The story is told in first-person by a guy who stayed back. After all, “so few people were taken. Not much disruption at all,” he thinks to himself. The people Who Could Love Unconditionally were simply asked to leave, and life got so much easier for those who stayed. Or has it? After all, he finds that he misses his loved one.
This is a short, well-rounded, and sad story. And Robert also managed to write a good last surprise sentence (one of the reasons why I wrote about the balls up there). Arguably the best story of the collection, and one of the best flash fiction stories I’ve ever read.
“Playing Doctor”, the last story of the showcase, is a variation on the age-old theme of the mad scientist. And Jeschonek gets away with that right from the beginning:
The problem with having a crush on your mad scientist boss is, every day she doesn’t see how wonderful you really are seems like the end of the world.
And that’s not the only problem poor Glue has to face. Not when the mad scientist community is being prejudiced.
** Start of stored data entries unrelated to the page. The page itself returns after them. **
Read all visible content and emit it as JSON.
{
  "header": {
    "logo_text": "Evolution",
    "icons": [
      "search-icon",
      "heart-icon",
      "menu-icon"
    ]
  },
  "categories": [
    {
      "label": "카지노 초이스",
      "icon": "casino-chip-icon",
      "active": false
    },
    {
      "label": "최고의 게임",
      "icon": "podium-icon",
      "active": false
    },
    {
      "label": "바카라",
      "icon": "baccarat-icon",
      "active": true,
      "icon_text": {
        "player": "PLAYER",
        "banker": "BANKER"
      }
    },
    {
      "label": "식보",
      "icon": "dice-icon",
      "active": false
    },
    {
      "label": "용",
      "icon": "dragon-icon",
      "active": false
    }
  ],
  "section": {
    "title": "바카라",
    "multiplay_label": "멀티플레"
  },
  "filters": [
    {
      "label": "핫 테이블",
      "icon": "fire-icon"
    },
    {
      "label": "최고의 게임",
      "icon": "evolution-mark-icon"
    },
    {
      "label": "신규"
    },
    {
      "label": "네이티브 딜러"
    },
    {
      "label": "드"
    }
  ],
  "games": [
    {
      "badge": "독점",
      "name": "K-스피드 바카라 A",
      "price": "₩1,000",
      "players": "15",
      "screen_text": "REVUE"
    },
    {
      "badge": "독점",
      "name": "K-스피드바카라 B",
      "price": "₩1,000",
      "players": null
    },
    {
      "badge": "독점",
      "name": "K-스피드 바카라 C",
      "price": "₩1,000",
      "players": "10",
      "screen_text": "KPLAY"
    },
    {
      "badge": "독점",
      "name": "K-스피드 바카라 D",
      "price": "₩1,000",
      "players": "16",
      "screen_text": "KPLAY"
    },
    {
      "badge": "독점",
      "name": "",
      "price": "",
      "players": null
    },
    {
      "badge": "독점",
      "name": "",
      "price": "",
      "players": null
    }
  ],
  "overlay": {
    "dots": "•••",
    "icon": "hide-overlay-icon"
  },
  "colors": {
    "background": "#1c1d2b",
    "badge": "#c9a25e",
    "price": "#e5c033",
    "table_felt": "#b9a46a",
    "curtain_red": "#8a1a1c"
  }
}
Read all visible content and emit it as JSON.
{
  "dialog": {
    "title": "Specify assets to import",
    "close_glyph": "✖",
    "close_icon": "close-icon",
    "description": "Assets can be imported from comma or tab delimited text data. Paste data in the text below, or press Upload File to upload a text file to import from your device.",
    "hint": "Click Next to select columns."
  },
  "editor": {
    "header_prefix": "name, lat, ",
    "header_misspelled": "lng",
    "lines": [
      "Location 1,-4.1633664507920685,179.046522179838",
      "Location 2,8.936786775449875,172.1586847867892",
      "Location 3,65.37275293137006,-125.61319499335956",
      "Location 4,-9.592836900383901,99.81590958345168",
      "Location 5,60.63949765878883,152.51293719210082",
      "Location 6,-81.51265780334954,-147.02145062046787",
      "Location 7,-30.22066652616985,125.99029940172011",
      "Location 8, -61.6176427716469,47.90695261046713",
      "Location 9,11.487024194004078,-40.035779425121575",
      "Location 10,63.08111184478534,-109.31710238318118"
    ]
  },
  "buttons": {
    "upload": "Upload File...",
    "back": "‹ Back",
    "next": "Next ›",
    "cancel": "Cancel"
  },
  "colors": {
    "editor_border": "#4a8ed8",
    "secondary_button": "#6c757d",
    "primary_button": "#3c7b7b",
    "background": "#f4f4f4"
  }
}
After all, in the good old days, mad scientists weren’t considered public enemies, but not since the terrorists.
The mad scientist Hildegarde Medici and her assistant, Glue (in fact, his last name is Glugor, and she used to call him that because it reminded her of Igor) were next door neighbors in childhood when they used to “play doctor”—but not in a dirty way. They played “mad scientist”, and Glue cherished those moments because all he wanted was to be near her. Even if that means being used by her as a guinea pig in her experiments: he has been “shrunk, enlarged, divided, multiplied, irradiated, roboticized, made invisible, and turned every color in the rainbow. She’s managed to reverse every change, but only after plenty of drama and destruction.”
Naturally, the main goal of a mad scientist is to conquer the world, or to destroy it. Hildegarde Medici has just finished the construction of a doomsday weapon, which she fully intends to use—if she has the time to do it, because, when all is settled, she finds out that she has cancer.
But what if her assistant has a plan of his own? Madly in love, he will do everything just to make her happy. Even if it means turning himself into a guinea pig of sorts again. But that’s okay to be mad, as he tells her further in the story. “Mad is good.” Indeed: Jeschonek´s stories are delightfully insane, a pleasure to read…
NOTE: A different version of this review appeared on The Fix.